29 Dez

Aprenda algumas expressões populares brasileiras: como usá-las e a história de como surgiram.

 

“A vaca foi pro brejo”: Quando uma situação que inicialmente era boa fica ruim.

Esta expressão refere-se ao período de secas nas grandes fazendas de gados. Em busca de água, as vacas vão em direção aos lagos e brejos, mas podem acabar atoladas e morrer.

Exemplo:

Tudo ia bem até nosso carro enguiçar no meio da estrada. Aí a vaca foi pro brejo.

 

“As paredes têm ouvidos”: Podemos ser escutados sem sabermos.

Esta expressão existe em alemão, francês e chinês. Ela tem origem nos castelos medievais que possuíam dutos e aberturas secretas nas paredes para facilitar a audição de encontros políticos em salas fechadas.

Exemplos:

– Quero te contar um segredo

– Fale baixo, as paredes têm ouvidos.

 

“Não adianta chorar pelo leite derramado”: Não vale a pena lamentar por algo que já passou.

A história diz que antigamente uma camponesa levava um balde de leite sobre a cabeça enquanto pensava sobre o que faria com o dinheiro que ganharia com a venda do leite. Ao tropeçar e perder todo seu produto, chegou a conclusão de que não valeria a pena ficar se lamentando pela situação que já aconteceu e que não poderá mais ser mudada.

Exemplo:

Gustavo não quis estudar direito o ano todo e está prestes a repetir o ano na escola. Agora não adianta chorar pelo leite derramado.

 

“Pode tirar o cavalinho da chuva”: Fazer alguém desistir de algo.

Antigamente as pessoas usavam o cavalo como principal meio de transporte. Quando iam fazer alguma visita sem a intenção de demorar, deixaram seu cavalo desprotegido na porta da casa da pessoa, mas se fossem convidados a ficar por mais tempo, colocavam o animal em algum lugar que o protegesse caso chovesse.

Exemplo:

– Posso dormir na sua casa hoje?

– Pode tirar o seu cavalinho da chuva.

 

“Pensando na morte da bezerra”: Estar aparentemente distraído ou pensativo.

Essa expressão tem origem em uma história hebraica sobre o rei Absalão.

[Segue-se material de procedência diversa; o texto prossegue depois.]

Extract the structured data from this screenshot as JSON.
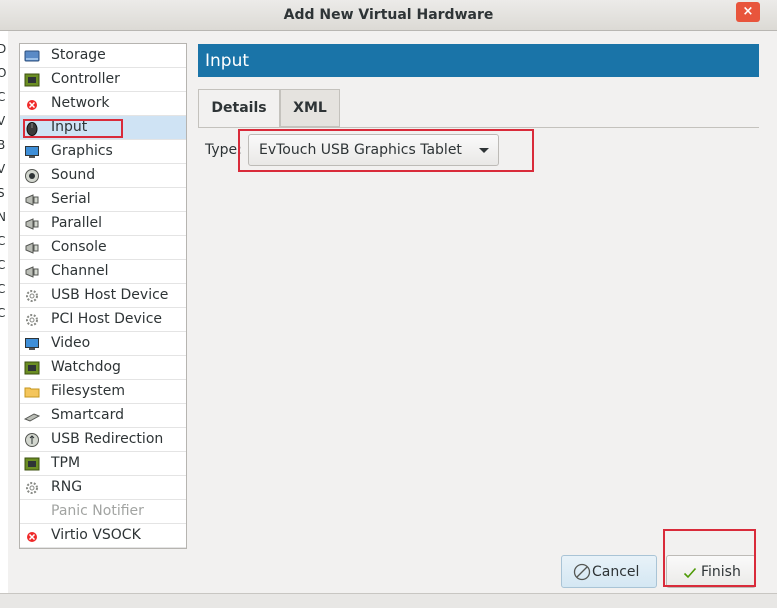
{
  "window": {
    "title": "Add New Virtual Hardware",
    "close_glyph": "×"
  },
  "edge_letters": [
    "D",
    "O",
    "C",
    "V",
    "B",
    "V",
    "S",
    "N",
    "C",
    "C",
    "C",
    "C"
  ],
  "sidebar": {
    "items": [
      {
        "label": "Storage",
        "icon": "storage-icon"
      },
      {
        "label": "Controller",
        "icon": "controller-icon"
      },
      {
        "label": "Network",
        "icon": "network-icon"
      },
      {
        "label": "Input",
        "icon": "input-icon",
        "selected": true
      },
      {
        "label": "Graphics",
        "icon": "graphics-icon"
      },
      {
        "label": "Sound",
        "icon": "sound-icon"
      },
      {
        "label": "Serial",
        "icon": "serial-icon"
      },
      {
        "label": "Parallel",
        "icon": "parallel-icon"
      },
      {
        "label": "Console",
        "icon": "console-icon"
      },
      {
        "label": "Channel",
        "icon": "channel-icon"
      },
      {
        "label": "USB Host Device",
        "icon": "usb-host-device-icon"
      },
      {
        "label": "PCI Host Device",
        "icon": "pci-host-device-icon"
      },
      {
        "label": "Video",
        "icon": "video-icon"
      },
      {
        "label": "Watchdog",
        "icon": "watchdog-icon"
      },
      {
        "label": "Filesystem",
        "icon": "filesystem-icon"
      },
      {
        "label": "Smartcard",
        "icon": "smartcard-icon"
      },
      {
        "label": "USB Redirection",
        "icon": "usb-redirection-icon"
      },
      {
        "label": "TPM",
        "icon": "tpm-icon"
      },
      {
        "label": "RNG",
        "icon": "rng-icon"
      },
      {
        "label": "Panic Notifier",
        "icon": "panic-notifier-icon",
        "disabled": true
      },
      {
        "label": "Virtio VSOCK",
        "icon": "virtio-vsock-icon"
      }
    ]
  },
  "main": {
    "header": "Input",
    "tabs": [
      {
        "label": "Details",
        "active": true
      },
      {
        "label": "XML",
        "active": false
      }
    ],
    "type_label": "Type:",
    "type_value": "EvTouch USB Graphics Tablet"
  },
  "buttons": {
    "cancel": "Cancel",
    "finish": "Finish"
  },
  "colors": {
    "header_bg": "#1a74a8",
    "selected_row": "#cfe3f4",
    "highlight_box": "#d92b3a",
    "close_bg": "#e8553c"
  }
}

O rei sacrificava bezerros em ofertas para Deus. Um de seus filhos era muito afeiçoado a um dos bezerros, mas Absalão o sacrificou mesmo assim. A história diz que desde o sacrifício da bezerra, o filho do rei passou o resto da vida pensando na morte do animal, triste e recluso.

Exemplo:

O está fazendo aí parado? Está pensando na morte da bezerra?

 

“Sair à francesa”: ir embora sem ninguém perceber e sem se despedir de ninguém.

A frase surgiu na Inglaterra por uma rixa entre ingleses e franceses, que dizem que os outros são mal-educados.

Exemplo:

Tinha muita gente na festa, então saí à francesa.

 

“Uma andorinha só não faz verão”: Trabalhar em conjunto é mais vantajoso do que sozinho.

Séculos atrás, o filósofo grego Aristóteles escreveu “uma andorinha só não faz primavera”. O sentido do que ele quis dizer mudou um pouco, o que Aristóteles quis dizer era que andorinhas migram em bando à procura de clima favorável para a sobrevivência, dando a entender que o ser não pode ser julgado por um ato isolado. No Brasil se diz que “uma andorinha só não faz verão” com o significado que uma pessoa sozinha não pode fazer muita coisa e que trabalho em conjunto rende mais.

Exemplo: Você acha que vai conseguir construir uma casa sozinho? Uma andorinha só não faz verão.